Obesity is a worldwide health problem affecting more than 35% of the adult population in the USA. Obesity is the greatest epidemic ever experienced by humans and resulting from increasing population increasing lifespan, urbanization, plentiful food and physical inactivity. The rate of obesity has doubled over the past decade. Percentage of women who are overweight or obese has increased by 60% over the past 30 years. The mean BMI has increased over the past 20 years leading to adverse metabolic effects on blood pressure, cholesterol and triglyceride concentration and insulin resistance, thereby increasing the risk: (1) for coronary disease and ischemic stroke, (2) for type 2 diabetes, and (3) for polycystic ovary syndrome (PCOS). Maternal obesity in pregnancy (MOP) has been associated with fertility implications both genders pregnancy complication, such as preterm delivery, shoulder dystocia, and adverse outcome including hypertensive disorders, gestational diabetes and need for operative delivery (cesarean section and instrumental vaginal delivery). Maternal obesity also has a significant impact on fetal development on neonatal period and overall on childhood development. Modification to routine prenatal care has been suggested for this population such as screening for diabetes in early pregnancy, limiting gestational weight gain, routine ultrasound for gestational age, fetal anatomic survey and antenatal surveillance with NST and BPP scoring and fetal echocardiography, screening for fetal aneuploidy. Obesity can affect screening test performance.

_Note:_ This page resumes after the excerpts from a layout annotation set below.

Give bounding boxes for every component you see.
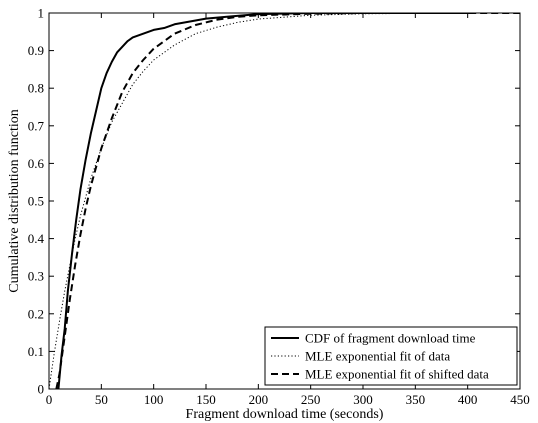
series-line-1 [57, 13, 473, 389]
x-tick-label: 100 [144, 392, 164, 407]
legend-box [264, 326, 518, 386]
y-tick-label: 0.8 [28, 81, 44, 96]
x-tick-label: 150 [196, 392, 216, 407]
legend-label-3: MLE exponential fit of shifted data [305, 367, 489, 382]
x-tick-label: 400 [458, 392, 478, 407]
x-tick-label: 200 [249, 392, 269, 407]
y-tick-label: 0.1 [28, 344, 44, 359]
y-axis-label: Cumulative distribution function [7, 109, 22, 293]
y-tick-label: 0.9 [28, 43, 44, 58]
x-tick-label: 300 [353, 392, 373, 407]
x-tick-label: 250 [301, 392, 321, 407]
y-tick-label: 0.5 [28, 194, 44, 209]
x-tick-label: 350 [406, 392, 426, 407]
y-tick-label: 0.2 [28, 306, 44, 321]
series-line-3 [55, 13, 520, 389]
legend-label-1: CDF of fragment download time [305, 331, 476, 346]
y-tick-label: 0.4 [28, 231, 45, 246]
legend: CDF of fragment download time MLE exponen… [264, 326, 518, 386]
y-tick-label: 0.7 [28, 118, 45, 133]
legend-label-2: MLE exponential fit of data [305, 349, 450, 364]
x-tick-label: 50 [95, 392, 108, 407]
y-tick-label: 0.6 [28, 156, 45, 171]
x-axis-ticks: 0 50 100 150 200 250 300 350 400 450 [46, 13, 530, 407]
x-tick-label: 0 [46, 392, 53, 407]
y-tick-label: 0.3 [28, 269, 44, 284]
plot-lines [49, 13, 520, 389]
y-tick-label: 0 [38, 382, 45, 397]
x-axis-label: Fragment download time (seconds) [186, 407, 384, 422]
y-tick-label: 1 [38, 6, 45, 21]
y-axis-ticks: 0 0.1 0.2 0.3 0.4 0.5 0.6 0.7 0.8 0.9 1 [28, 6, 520, 397]
x-tick-label: 450 [510, 392, 530, 407]
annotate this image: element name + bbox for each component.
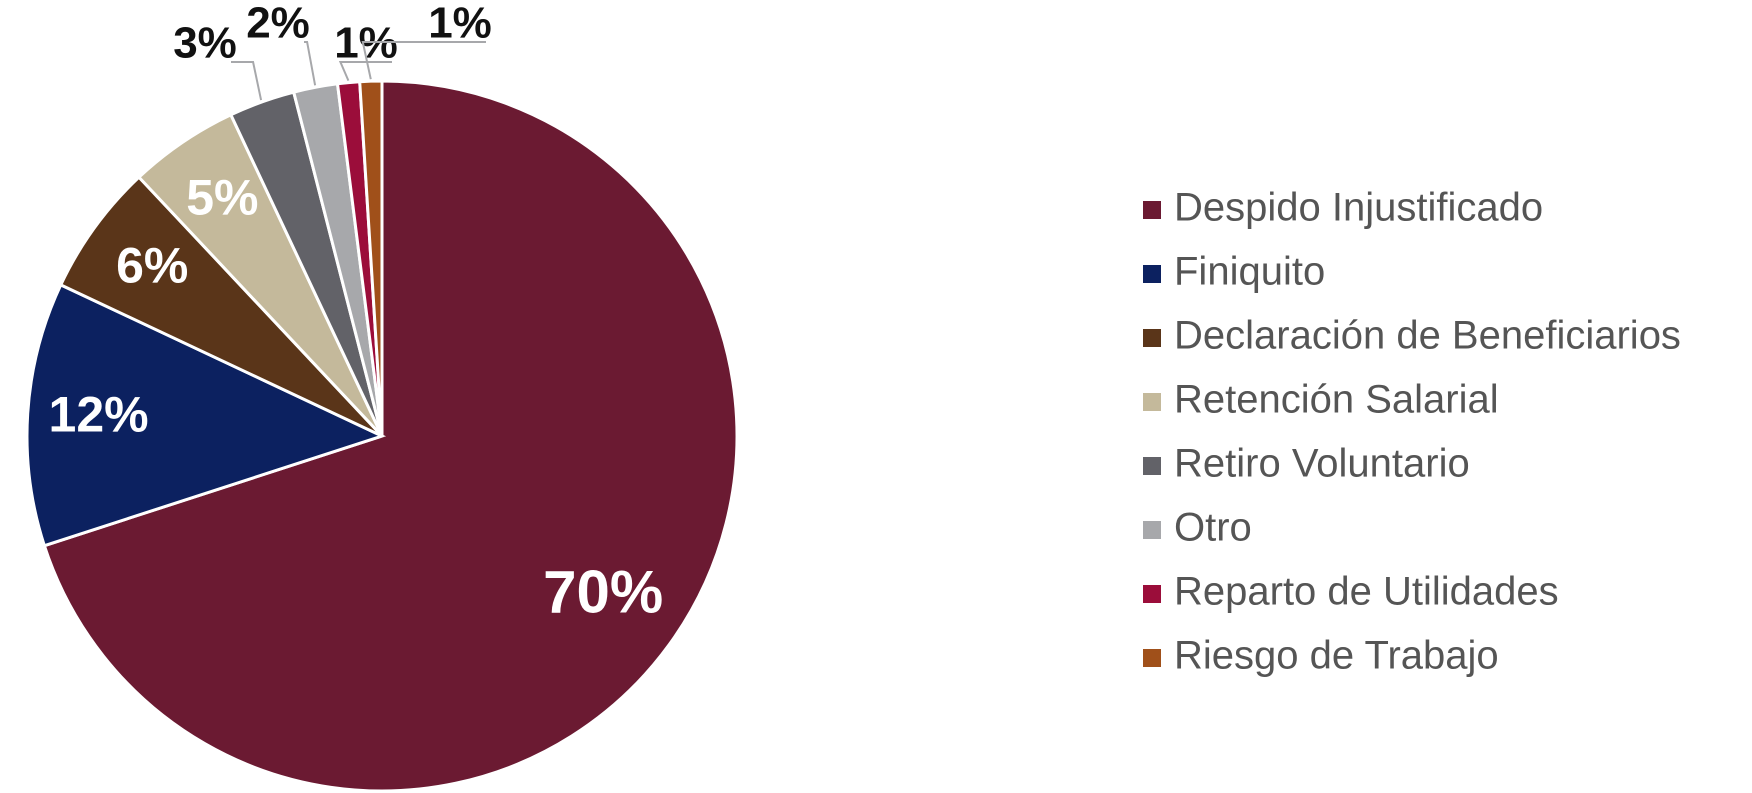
pie-slice [358, 79, 384, 437]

Cell-free fetal DNA screening is more likely to result in test failure, low-dose aspirin to reduce the risk of preeclampsia and evaluation by anesthesiologist. Delivery timing and indications for labor induction should not be altered based on maternal obesity. For women undergoing cesarean delivery, prophylactic antibiotics should be administered based on maternal weight.